ASC Mainz – TV Langen 75:81 (23:24, 26:21; 16:18, 10:18)


Das Spiel stand nicht unter einem guten Stern für die Langener Giraffen. Spielmacher LyRyan Russel konnte aufgrund seiner Schulterverletzung zunächst nicht auflaufen und Dominik Bahiense de Mello fehlte völlig, weil er für das Spiel der DEUTSCHE BANK SKYLINERS geschont werden sollte.


Dafür begann Langens Coach Frenki Ignjatovic mit dem 17-jährigen Kai Barth im Spielaufbau, mit Sebastian Barth und Max Weber auf den Flügeln und Koray Karaman und Ty Shaw am Brett. Doch so richtig ins Spiel fanden die Gastgeber, deren nachverpflichteter Belgier Bin Tabu-Eboma einen schnellen Spielaufbau machte, deren Kanadier Daniel Boticki schnell zweimal von der Dreierlinie erfolgreich war, deren Powerforward Sean Brooks viel Präsenz unter beiden Brettern schaffte. Und vor allem Ilja Ickert schien das Spiel seines Lebens hinlegen zu wollen, traf seine ersten drei Nahwürfe. So führte Mainz schnell mit 15:5 gegen eine unaufmerksame TVL-Defense.


Die Langener Verteidigung verbesserte sich während der gesamten ersten Halbzeit nicht, aber in der Offense gelang Ty Shaw und Koray Karaman immer mehr, und beide wurden von Kai Barth gut ins Spiel gebracht. Wären da nicht die großen Löcher unter Langens Korb gewesen, die Sean Brooks (13 Punkte bei 6 von 6 Nahwürfen bis zur Halbzeit) und vor allem Ilja Ickert (14 Punkte, 5 von 5 und 1 Dreier) gnadenlos ausnutzten, hätte Langen eine Chance gehabt. Aber vom Ziel ihres Coaches, den Gegner unter 80 zu halten, waren sie beim 45:49-Pausenrückstand meilenweit entfernt.


Entsprechend lautstark und deutlich verlief die Pausenansprache von Coach Ignjatovic: „Ich habe den Jungen sehr laut gesagt, wo ich die Fehler in der Verteidigung gesehen habe.“ Das muß geholfen haben; denn zu den 49 Punkten in Halbzeit eins gelang den Gastgebern in der 2. Hälfte nur noch weitere 26.

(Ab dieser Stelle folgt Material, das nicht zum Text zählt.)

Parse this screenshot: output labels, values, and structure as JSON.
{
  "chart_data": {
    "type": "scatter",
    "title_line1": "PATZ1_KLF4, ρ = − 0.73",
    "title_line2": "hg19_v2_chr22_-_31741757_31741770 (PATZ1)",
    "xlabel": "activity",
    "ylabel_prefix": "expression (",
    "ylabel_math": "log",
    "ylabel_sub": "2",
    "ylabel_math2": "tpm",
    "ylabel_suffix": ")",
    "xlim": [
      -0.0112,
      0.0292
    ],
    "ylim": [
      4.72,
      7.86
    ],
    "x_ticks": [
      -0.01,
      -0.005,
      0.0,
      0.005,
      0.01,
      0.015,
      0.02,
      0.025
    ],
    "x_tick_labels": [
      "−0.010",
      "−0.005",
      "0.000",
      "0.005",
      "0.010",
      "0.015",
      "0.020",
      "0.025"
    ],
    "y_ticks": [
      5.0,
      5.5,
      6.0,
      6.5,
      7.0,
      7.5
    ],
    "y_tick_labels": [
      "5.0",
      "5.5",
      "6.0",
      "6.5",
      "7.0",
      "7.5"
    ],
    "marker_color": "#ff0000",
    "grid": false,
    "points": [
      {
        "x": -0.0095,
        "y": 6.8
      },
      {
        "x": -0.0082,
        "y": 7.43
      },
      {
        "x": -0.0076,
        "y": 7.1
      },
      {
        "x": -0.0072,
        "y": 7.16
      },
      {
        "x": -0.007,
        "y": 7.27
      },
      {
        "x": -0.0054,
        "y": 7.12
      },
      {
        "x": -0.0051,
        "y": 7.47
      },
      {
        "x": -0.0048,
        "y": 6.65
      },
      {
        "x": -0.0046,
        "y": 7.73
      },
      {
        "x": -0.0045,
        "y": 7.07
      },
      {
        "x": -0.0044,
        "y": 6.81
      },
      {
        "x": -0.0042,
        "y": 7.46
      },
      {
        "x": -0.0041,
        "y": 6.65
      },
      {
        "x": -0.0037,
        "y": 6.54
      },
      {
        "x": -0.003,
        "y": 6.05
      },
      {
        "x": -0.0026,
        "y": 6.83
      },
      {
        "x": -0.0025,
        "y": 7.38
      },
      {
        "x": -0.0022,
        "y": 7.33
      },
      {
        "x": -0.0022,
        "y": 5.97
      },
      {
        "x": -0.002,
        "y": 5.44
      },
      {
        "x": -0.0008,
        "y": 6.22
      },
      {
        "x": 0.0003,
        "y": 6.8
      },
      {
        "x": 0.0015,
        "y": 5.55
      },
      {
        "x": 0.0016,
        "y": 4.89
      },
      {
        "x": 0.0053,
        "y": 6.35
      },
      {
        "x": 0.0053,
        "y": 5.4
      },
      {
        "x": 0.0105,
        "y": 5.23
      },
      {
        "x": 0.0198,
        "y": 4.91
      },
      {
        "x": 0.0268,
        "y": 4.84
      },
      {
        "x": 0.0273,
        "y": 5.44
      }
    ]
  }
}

Die zweite Hälfte versuchte es Langen noch einmal mit Russel im Spielaufbau, der allerdings auch jetzt deutlich eingeschränkt agierte und bald wieder von dem immer selbstbewusster auftretenden Kai Barth abgelöst wurde. Der ASC kam nur noch einmal nach einer tollen Serie von Treffern durch Brooks auf acht Punkte weg (62:54 in der 28. Min.), ließ aber gegen die jetzt kampfstarke Langener Defense deutlich nach. Bei 65:63 ging es ins letzte Viertel.


Und da war es immer wieder vor allem Koray Karaman, dem Körbe aus allen Lagen gelangen, auch dann, wenn die 24-Sekunden-Uhr fast abgelaufen war. Mit ihm sorgte Ty Shaw für die Punkte, während alle anderen TVL-Spieler sich Pluspunkte in der Defense holten.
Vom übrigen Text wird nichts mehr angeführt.